Expect Respect is a school-based program that works to prevent teen dating abuse and promote safe and healthy relationships in middle and high school by engaging youth, parents, schools and communities. The program addresses positive and negative cultural norms at every level of students’ environments, from individuals to peer groups, schools to communities.
Last April, the Idaho Coalition Against Sexual and Domestic Violence hosted an Expect Respect training session to bring this model to Idaho schools. Jaime McManus, a WCA clinician who had started researching and training for the program while working in Denver, Colorado, was invited to the Coalition’s training and has been in charge of the WCA’s involvement with the program since then. In addition to her busy job as a counselor and her work with Project Connect (an initiative connecting health care providers and local domestic and sexual violence programs with adolescents), she gives presentations about healthy relationships and dating abuse at area middle and high schools every month.
Jaime says that she tailors the presentation to the audience. Middle school students are given some essential preventative knowledge and scenarios around sexual assault and dating abuse, but there is a particular emphasis on what healthy relationships should look like at that age.
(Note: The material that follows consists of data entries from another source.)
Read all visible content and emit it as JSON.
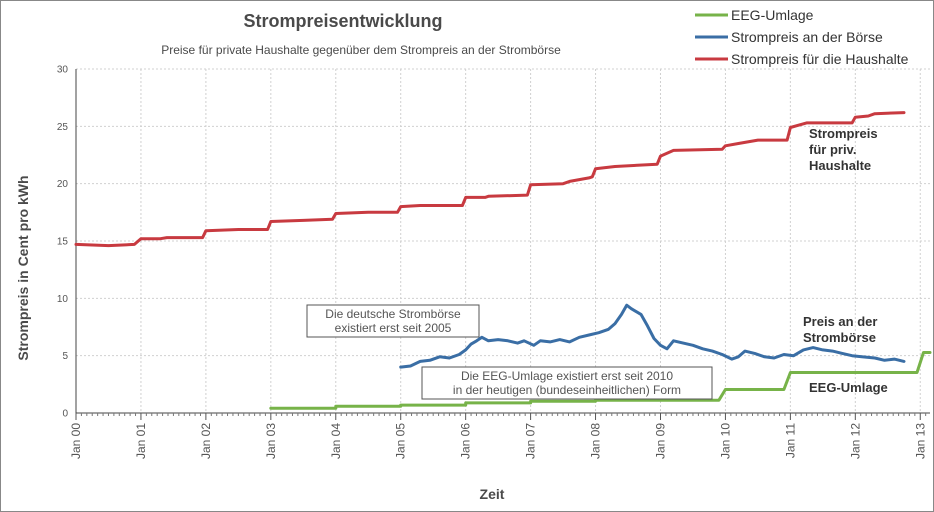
{
  "chart_data": {
    "type": "line",
    "title": "Strompreisentwicklung",
    "subtitle": "Preise für private Haushalte gegenüber dem Strompreis an der Strombörse",
    "xlabel": "Zeit",
    "ylabel": "Strompreis in Cent pro kWh",
    "ylim": [
      0,
      30
    ],
    "xlim": [
      2000.0,
      2013.15
    ],
    "y_ticks": [
      0,
      5,
      10,
      15,
      20,
      25,
      30
    ],
    "x_ticks": [
      "Jan 00",
      "Jan 01",
      "Jan 02",
      "Jan 03",
      "Jan 04",
      "Jan 05",
      "Jan 06",
      "Jan 07",
      "Jan 08",
      "Jan 09",
      "Jan 10",
      "Jan 11",
      "Jan 12",
      "Jan 13"
    ],
    "grid": true,
    "legend_position": "top-right",
    "series": [
      {
        "name": "EEG-Umlage",
        "color": "#77b349",
        "points": [
          [
            2003.0,
            0.42
          ],
          [
            2004.0,
            0.42
          ],
          [
            2004.0,
            0.58
          ],
          [
            2005.0,
            0.58
          ],
          [
            2005.0,
            0.69
          ],
          [
            2006.0,
            0.69
          ],
          [
            2006.0,
            0.88
          ],
          [
            2007.0,
            0.88
          ],
          [
            2007.0,
            1.02
          ],
          [
            2008.0,
            1.02
          ],
          [
            2008.0,
            1.12
          ],
          [
            2009.9,
            1.12
          ],
          [
            2010.0,
            2.05
          ],
          [
            2010.9,
            2.05
          ],
          [
            2011.0,
            3.53
          ],
          [
            2012.95,
            3.53
          ],
          [
            2013.05,
            5.28
          ],
          [
            2013.15,
            5.28
          ]
        ]
      },
      {
        "name": "Strompreis an der Börse",
        "color": "#3a6ea5",
        "points": [
          [
            2005.0,
            4.0
          ],
          [
            2005.15,
            4.1
          ],
          [
            2005.3,
            4.5
          ],
          [
            2005.45,
            4.6
          ],
          [
            2005.6,
            4.9
          ],
          [
            2005.75,
            4.8
          ],
          [
            2005.9,
            5.1
          ],
          [
            2006.0,
            5.5
          ],
          [
            2006.08,
            6.0
          ],
          [
            2006.17,
            6.3
          ],
          [
            2006.25,
            6.6
          ],
          [
            2006.35,
            6.3
          ],
          [
            2006.5,
            6.4
          ],
          [
            2006.65,
            6.3
          ],
          [
            2006.8,
            6.1
          ],
          [
            2006.9,
            6.3
          ],
          [
            2007.05,
            5.9
          ],
          [
            2007.15,
            6.3
          ],
          [
            2007.3,
            6.2
          ],
          [
            2007.45,
            6.4
          ],
          [
            2007.6,
            6.2
          ],
          [
            2007.75,
            6.6
          ],
          [
            2007.9,
            6.8
          ],
          [
            2008.05,
            7.0
          ],
          [
            2008.2,
            7.3
          ],
          [
            2008.3,
            7.8
          ],
          [
            2008.4,
            8.6
          ],
          [
            2008.48,
            9.4
          ],
          [
            2008.55,
            9.1
          ],
          [
            2008.7,
            8.6
          ],
          [
            2008.8,
            7.6
          ],
          [
            2008.9,
            6.5
          ],
          [
            2009.0,
            5.9
          ],
          [
            2009.1,
            5.6
          ],
          [
            2009.2,
            6.3
          ],
          [
            2009.35,
            6.1
          ],
          [
            2009.5,
            5.9
          ],
          [
            2009.65,
            5.6
          ],
          [
            2009.8,
            5.4
          ],
          [
            2009.95,
            5.1
          ],
          [
            2010.1,
            4.7
          ],
          [
            2010.2,
            4.9
          ],
          [
            2010.3,
            5.4
          ],
          [
            2010.45,
            5.2
          ],
          [
            2010.6,
            4.9
          ],
          [
            2010.75,
            4.8
          ],
          [
            2010.9,
            5.1
          ],
          [
            2011.05,
            5.0
          ],
          [
            2011.2,
            5.5
          ],
          [
            2011.35,
            5.7
          ],
          [
            2011.5,
            5.5
          ],
          [
            2011.65,
            5.4
          ],
          [
            2011.8,
            5.2
          ],
          [
            2011.95,
            5.0
          ],
          [
            2012.1,
            4.9
          ],
          [
            2012.3,
            4.8
          ],
          [
            2012.45,
            4.6
          ],
          [
            2012.6,
            4.7
          ],
          [
            2012.75,
            4.5
          ]
        ]
      },
      {
        "name": "Strompreis für die Haushalte",
        "color": "#c83a40",
        "points": [
          [
            2000.0,
            14.7
          ],
          [
            2000.5,
            14.6
          ],
          [
            2000.9,
            14.7
          ],
          [
            2001.0,
            15.2
          ],
          [
            2001.3,
            15.2
          ],
          [
            2001.4,
            15.3
          ],
          [
            2001.95,
            15.3
          ],
          [
            2002.0,
            15.9
          ],
          [
            2002.5,
            16.0
          ],
          [
            2002.95,
            16.0
          ],
          [
            2003.0,
            16.7
          ],
          [
            2003.5,
            16.8
          ],
          [
            2003.95,
            16.9
          ],
          [
            2004.0,
            17.4
          ],
          [
            2004.5,
            17.5
          ],
          [
            2004.95,
            17.5
          ],
          [
            2005.0,
            18.0
          ],
          [
            2005.3,
            18.1
          ],
          [
            2005.95,
            18.1
          ],
          [
            2006.0,
            18.8
          ],
          [
            2006.3,
            18.8
          ],
          [
            2006.35,
            18.9
          ],
          [
            2006.95,
            19.0
          ],
          [
            2007.0,
            19.9
          ],
          [
            2007.5,
            20.0
          ],
          [
            2007.6,
            20.2
          ],
          [
            2007.9,
            20.5
          ],
          [
            2007.95,
            20.6
          ],
          [
            2008.0,
            21.3
          ],
          [
            2008.3,
            21.5
          ],
          [
            2008.95,
            21.7
          ],
          [
            2009.0,
            22.4
          ],
          [
            2009.2,
            22.9
          ],
          [
            2009.95,
            23.0
          ],
          [
            2010.0,
            23.3
          ],
          [
            2010.2,
            23.5
          ],
          [
            2010.3,
            23.6
          ],
          [
            2010.5,
            23.8
          ],
          [
            2010.95,
            23.8
          ],
          [
            2011.0,
            24.9
          ],
          [
            2011.25,
            25.3
          ],
          [
            2011.95,
            25.3
          ],
          [
            2012.0,
            25.8
          ],
          [
            2012.2,
            25.9
          ],
          [
            2012.3,
            26.1
          ],
          [
            2012.75,
            26.2
          ]
        ]
      }
    ],
    "annotations": [
      {
        "text": "Die deutsche Strombörse\nexistiert erst seit 2005",
        "x": 2003.65,
        "y": 8.1
      },
      {
        "text": "Die EEG-Umlage existiert erst seit 2010\nin der heutigen (bundeseinheitlichen) Form",
        "x": 2006.25,
        "y": 2.8
      }
    ],
    "series_labels": [
      {
        "text": "Strompreis\nfür priv.\nHaushalte",
        "series": "Strompreis für die Haushalte"
      },
      {
        "text": "Preis an der\nStrombörse",
        "series": "Strompreis an der Börse"
      },
      {
        "text": "EEG-Umlage",
        "series": "EEG-Umlage"
      }
    ]
  }
}
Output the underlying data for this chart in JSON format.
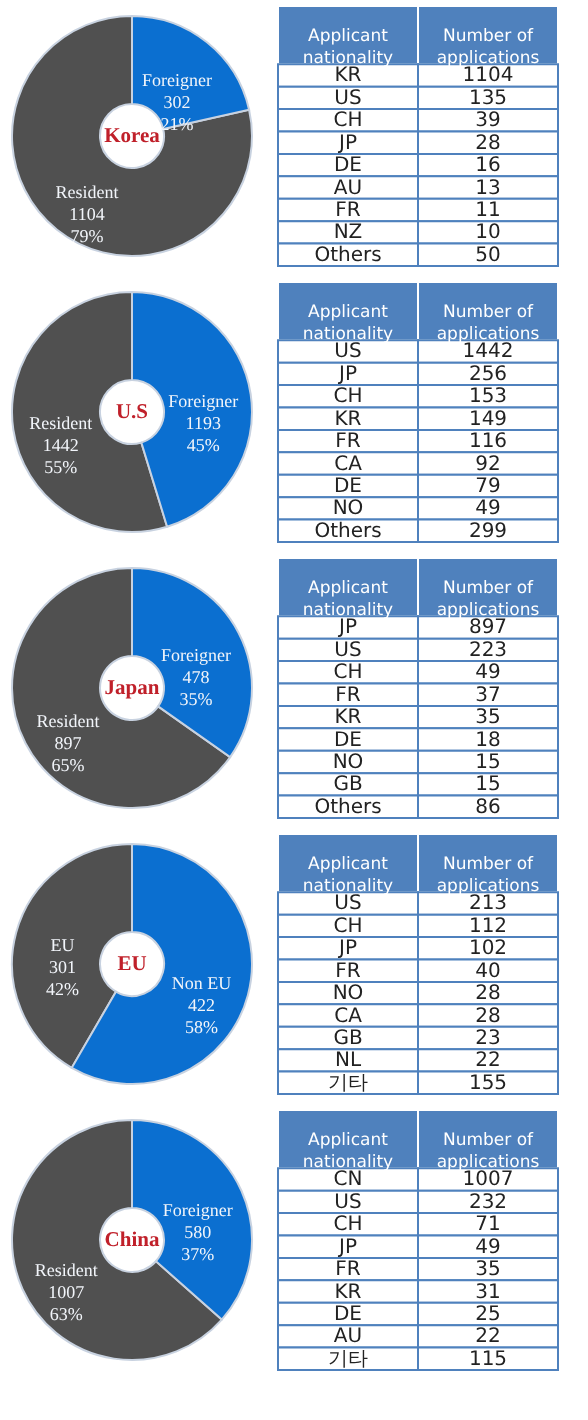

She talks to high school students about more specific abusive issues like reproductive coercion, and gives more detail about recognizing dating abuse, rape, and sexual assault in addition to age appropriate healthy relationship guidance.
According to Jaime, some of the biggest challenges in working on Expect Respect stem from the sensitivity of the topics. Many people, regardless of age, have a hard time talking about abuse and sexual violence, so it can be hard to seek feedback from students. However, the potential for prevention is invaluable. Given that approximately 1 in 3 teens has experienced some form of dating abuse, and that patterns of abuse beginning in middle or high school often continue into adulthood, efforts like Expect Respect can make an enormous difference not only in curbing abuse now but also ensuring healthier relationships in students’ futures.
Jaime explains the link between the work she does in schools and the work she does at the WCA, and why she believes this is such an essential effort: “Expect Respect is a grassroots program that can serve as both preventative and responsive; I believe in the basics, something many programs lack. I believe that the individuals we serve as adults were either not given the information as adolescents or the information wasn’t presented in a way that would allow seeds to be planted into adulthood. In my line of work I often hear, ‘I didn’t know I was in an abusive relationship’ and that tells me we missed that mark on prevention, and although the journey is not a short one, we can certainly start somewhere, with something.”